Lawsuits are piling up on the desks of HR directors around the country, all with a common theme: The employee retirement plan was too costly and the company should have known better.
Retirement investing is not an expensive process. There are only a few variables and the marketplace is fairly transparent. Unless, of course, you are in a small 401(k) plan.
That’s where a horde of plan providers have taken advantage, driving up costs to their own benefit, the suits allege. Employers are stuck in the middle, on the hook for the outcomes but not well enough informed to do better by their own workers.
How would you know if your 401(k) plan or personal IRA is too expensive for your own good? Normally, you wouldn’t, but it’s vital to get educated. Every added cost literally subtracts from your overall return, hobbling your chances of retiring when you expect.
Here are three signs that your 401(k) or IRA costs too much:
It’s hard to find out fees
You would think “what am I paying?” would be a simple question with a simple answer. And the answer is simple.
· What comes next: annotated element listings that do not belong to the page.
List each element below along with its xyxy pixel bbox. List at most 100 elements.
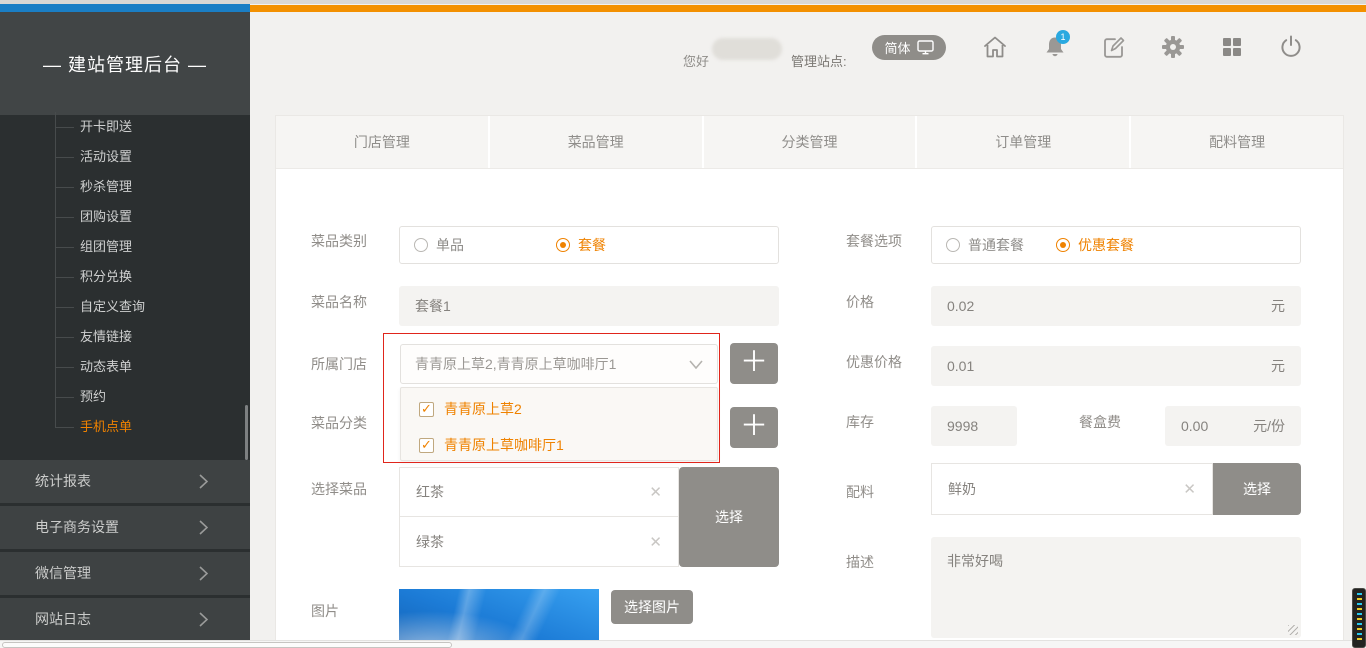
store-option-label: 青青原上草咖啡厅1 bbox=[444, 435, 564, 455]
sidebar-menu: 开卡即送 活动设置 秒杀管理 团购设置 组团管理 积分兑换 自定义查询 友情链接… bbox=[0, 112, 250, 442]
username-redacted bbox=[712, 38, 782, 60]
dish-class-label: 菜品分类 bbox=[311, 413, 367, 433]
remove-dish-icon[interactable]: ✕ bbox=[649, 533, 662, 551]
language-label: 简体 bbox=[884, 38, 910, 57]
description-textarea[interactable]: 非常好喝 bbox=[931, 537, 1301, 638]
horizontal-scrollbar[interactable] bbox=[0, 640, 1366, 648]
language-button[interactable]: 简体 bbox=[872, 35, 946, 60]
sidebar-item-mobile-ordering[interactable]: 手机点单 bbox=[0, 412, 250, 442]
box-fee-input[interactable]: 0.00 元/份 bbox=[1165, 406, 1301, 446]
settings-button[interactable] bbox=[1160, 34, 1186, 60]
header: 您好 管理站点: 简体 1 bbox=[250, 0, 1366, 115]
tab-bar: 门店管理 菜品管理 分类管理 订单管理 配料管理 bbox=[276, 116, 1343, 169]
store-option-label: 青青原上草2 bbox=[444, 399, 522, 419]
gear-icon bbox=[1160, 34, 1186, 60]
price-input[interactable]: 0.02 元 bbox=[931, 286, 1301, 326]
description-label: 描述 bbox=[846, 552, 874, 572]
chevron-right-icon bbox=[199, 520, 208, 535]
sidebar-item-activity-settings[interactable]: 活动设置 bbox=[0, 142, 250, 172]
radio-normal-combo-label: 普通套餐 bbox=[968, 235, 1024, 255]
ingredient-value: 鲜奶 bbox=[948, 479, 976, 499]
discount-price-label: 优惠价格 bbox=[846, 352, 902, 372]
power-icon bbox=[1278, 34, 1304, 60]
edit-button[interactable] bbox=[1101, 34, 1127, 60]
notifications-button[interactable]: 1 bbox=[1042, 34, 1068, 60]
checkbox-checked-icon[interactable] bbox=[419, 438, 434, 453]
radio-single-dish[interactable] bbox=[414, 238, 428, 252]
group-label: 电子商务设置 bbox=[35, 519, 119, 535]
dish-category-radio-group: 单品 套餐 bbox=[399, 226, 779, 264]
tab-dish-management[interactable]: 菜品管理 bbox=[490, 116, 702, 168]
notification-badge: 1 bbox=[1056, 30, 1070, 44]
chevron-right-icon bbox=[199, 474, 208, 489]
app-title: — 建站管理后台 — bbox=[0, 12, 250, 115]
stock-label: 库存 bbox=[846, 412, 874, 432]
dish-name-input[interactable]: 套餐1 bbox=[399, 286, 779, 326]
tab-ingredient-management[interactable]: 配料管理 bbox=[1131, 116, 1343, 168]
home-icon bbox=[982, 34, 1008, 60]
tab-store-management[interactable]: 门店管理 bbox=[276, 116, 488, 168]
ingredient-label: 配料 bbox=[846, 482, 874, 502]
sidebar-item-points-exchange[interactable]: 积分兑换 bbox=[0, 262, 250, 292]
sidebar-item-dynamic-forms[interactable]: 动态表单 bbox=[0, 352, 250, 382]
home-button[interactable] bbox=[982, 34, 1008, 60]
sidebar-item-groupbuy-settings[interactable]: 团购设置 bbox=[0, 202, 250, 232]
select-dishes-label: 选择菜品 bbox=[311, 479, 367, 499]
choose-image-button-label: 选择图片 bbox=[624, 597, 680, 617]
combo-option-label: 套餐选项 bbox=[846, 231, 902, 251]
store-dropdown-option-1[interactable]: 青青原上草2 bbox=[419, 394, 717, 424]
store-dropdown-option-2[interactable]: 青青原上草咖啡厅1 bbox=[419, 430, 717, 460]
checkbox-checked-icon[interactable] bbox=[419, 402, 434, 417]
add-class-button[interactable]: ＋ bbox=[730, 407, 778, 448]
plus-icon: ＋ bbox=[740, 412, 768, 444]
sidebar-item-friendly-links[interactable]: 友情链接 bbox=[0, 322, 250, 352]
price-value: 0.02 bbox=[947, 298, 974, 314]
greeting-text: 您好 bbox=[683, 51, 709, 70]
dish-row-1: 红茶 ✕ bbox=[399, 467, 679, 517]
remove-dish-icon[interactable]: ✕ bbox=[649, 483, 662, 501]
image-label: 图片 bbox=[311, 601, 339, 621]
sidebar-item-team-management[interactable]: 组团管理 bbox=[0, 232, 250, 262]
radio-combo-dish[interactable] bbox=[556, 238, 570, 252]
sidebar-item-seckill-management[interactable]: 秒杀管理 bbox=[0, 172, 250, 202]
ingredient-input[interactable]: 鲜奶 ✕ bbox=[931, 463, 1213, 515]
site-label: 管理站点: bbox=[791, 51, 847, 70]
screen: — 建站管理后台 — 开卡即送 活动设置 秒杀管理 团购设置 组团管理 积分兑换… bbox=[0, 0, 1366, 648]
select-ingredient-button-label: 选择 bbox=[1243, 479, 1271, 499]
sidebar-group-ecommerce-settings[interactable]: 电子商务设置 bbox=[0, 506, 250, 549]
store-dropdown: 青青原上草2 青青原上草咖啡厅1 bbox=[400, 387, 718, 461]
remove-ingredient-icon[interactable]: ✕ bbox=[1183, 480, 1196, 498]
stock-value: 9998 bbox=[947, 418, 978, 434]
choose-image-button[interactable]: 选择图片 bbox=[611, 590, 693, 624]
sidebar: — 建站管理后台 — 开卡即送 活动设置 秒杀管理 团购设置 组团管理 积分兑换… bbox=[0, 12, 250, 640]
sidebar-group-site-logs[interactable]: 网站日志 bbox=[0, 598, 250, 641]
select-ingredient-button[interactable]: 选择 bbox=[1213, 463, 1301, 515]
radio-discount-combo[interactable] bbox=[1056, 238, 1070, 252]
tab-order-management[interactable]: 订单管理 bbox=[917, 116, 1129, 168]
add-store-button[interactable]: ＋ bbox=[730, 343, 778, 384]
box-fee-unit: 元/份 bbox=[1253, 416, 1285, 436]
apps-button[interactable] bbox=[1219, 34, 1245, 60]
price-label: 价格 bbox=[846, 292, 874, 312]
sidebar-item-reservation[interactable]: 预约 bbox=[0, 382, 250, 412]
sidebar-item-open-card-gift[interactable]: 开卡即送 bbox=[0, 112, 250, 142]
group-label: 微信管理 bbox=[35, 565, 91, 581]
chevron-right-icon bbox=[199, 566, 208, 581]
combo-option-radio-group: 普通套餐 优惠套餐 bbox=[931, 226, 1301, 264]
radio-normal-combo[interactable] bbox=[946, 238, 960, 252]
tab-category-management[interactable]: 分类管理 bbox=[704, 116, 916, 168]
select-dishes-button-label: 选择 bbox=[715, 507, 743, 527]
sidebar-group-statistics[interactable]: 统计报表 bbox=[0, 460, 250, 503]
logout-button[interactable] bbox=[1278, 34, 1304, 60]
horizontal-scrollbar-thumb[interactable] bbox=[2, 642, 452, 648]
stock-input[interactable]: 9998 bbox=[931, 406, 1017, 446]
store-select[interactable]: 青青原上草2,青青原上草咖啡厅1 bbox=[400, 344, 718, 384]
sidebar-groups: 统计报表 电子商务设置 微信管理 网站日志 bbox=[0, 457, 250, 641]
dish-name: 红茶 bbox=[416, 482, 444, 502]
select-dishes-button[interactable]: 选择 bbox=[679, 467, 779, 567]
sidebar-group-wechat-management[interactable]: 微信管理 bbox=[0, 552, 250, 595]
page-scrollbar[interactable] bbox=[1352, 588, 1366, 648]
sidebar-scrollbar[interactable] bbox=[245, 405, 248, 460]
sidebar-item-custom-query[interactable]: 自定义查询 bbox=[0, 292, 250, 322]
discount-price-input[interactable]: 0.01 元 bbox=[931, 346, 1301, 386]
If you have an advisor, he or she charges a percentage of your assets as an annualized fee, probably 1%. The investments you own, usually actively managed mutual funds, charge an additional combined 1% fee.
In 401(k) plans there are management overhead charges, too. Your HR director should be able to tell you what all of these numbers add up to as an annualized percentage of your assets and as a dollar cost to you personally. If you ask these questions and get nowhere, it’s because the answer is embarrassing or your employer has no idea.
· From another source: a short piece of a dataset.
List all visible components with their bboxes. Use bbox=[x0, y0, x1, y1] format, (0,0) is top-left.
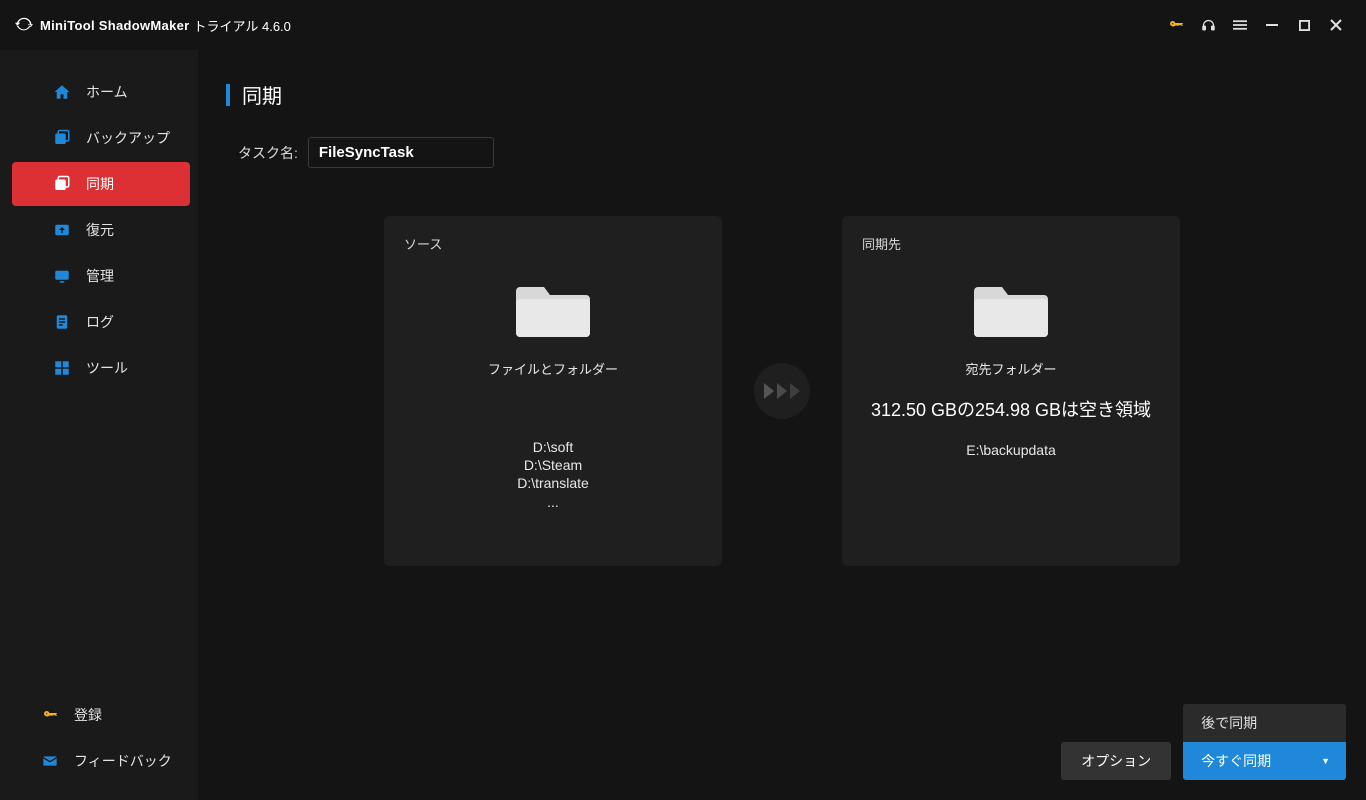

Likewise, if you have an IRA with a personal financial advisor and get vague or hard-to-understand “laundry list” answers, time to act. You almost certainly are overpaying.
Poorly explained charges
Mutual funds in particular are crammed with mystery charges that make buying a car look like a walk in the park. An oldie-but-goodie is the “12b-1 fee,” a fee that, believe it or not, is you paying to advertise the mutual fund to new investors. Why do you pay for this? Shouldn’t performance alone be their calling card?
Not really. Mutual funds don’t like to admit it, but they play a constant game of catch-up against the market indexes. Subtract their fees and they look awful in comparison to the stock market itself. The only way to keep many funds going, frankly, is advertising.
Investment options are limited
This is typical of 401(k) plans. In a bid to keep things “simple” for the overwhelmed investor, 401(k)s reduced their offerings to 10 or 12 mutual funds. Problem is, the funds often are all overpriced. Fund expenses have been falling over time, but nowhere near the decline in real investment cost.
What’s the answer? If you are a small company employee and have a 401(k), first check to see if your plan has an index fund option. Those will be the cheapest funds in which to invest by far. There might also be a target-date fund option that combines index funds and provides basic portfolio oversight at a low cost.
If you are using an IRA, first decide if having an advisor will help keep you on track with your goals. If the answer is no, then buy a target-date fund from Vanguard and you’ll be in better shape without much effort at all.
If hiring an advisor is your goal, make sure the fees you are charged are commensurate with the service received. Many investors pay 1% or more for a financial advisor and never speak to them at all!
You should be getting regular communications, personal contact and a clear vision of how your retirement investments will perform, year in an year out, not a dry quarterly communique and a call center number. Get what you pay for, both from an advisor and from the investment funds you own.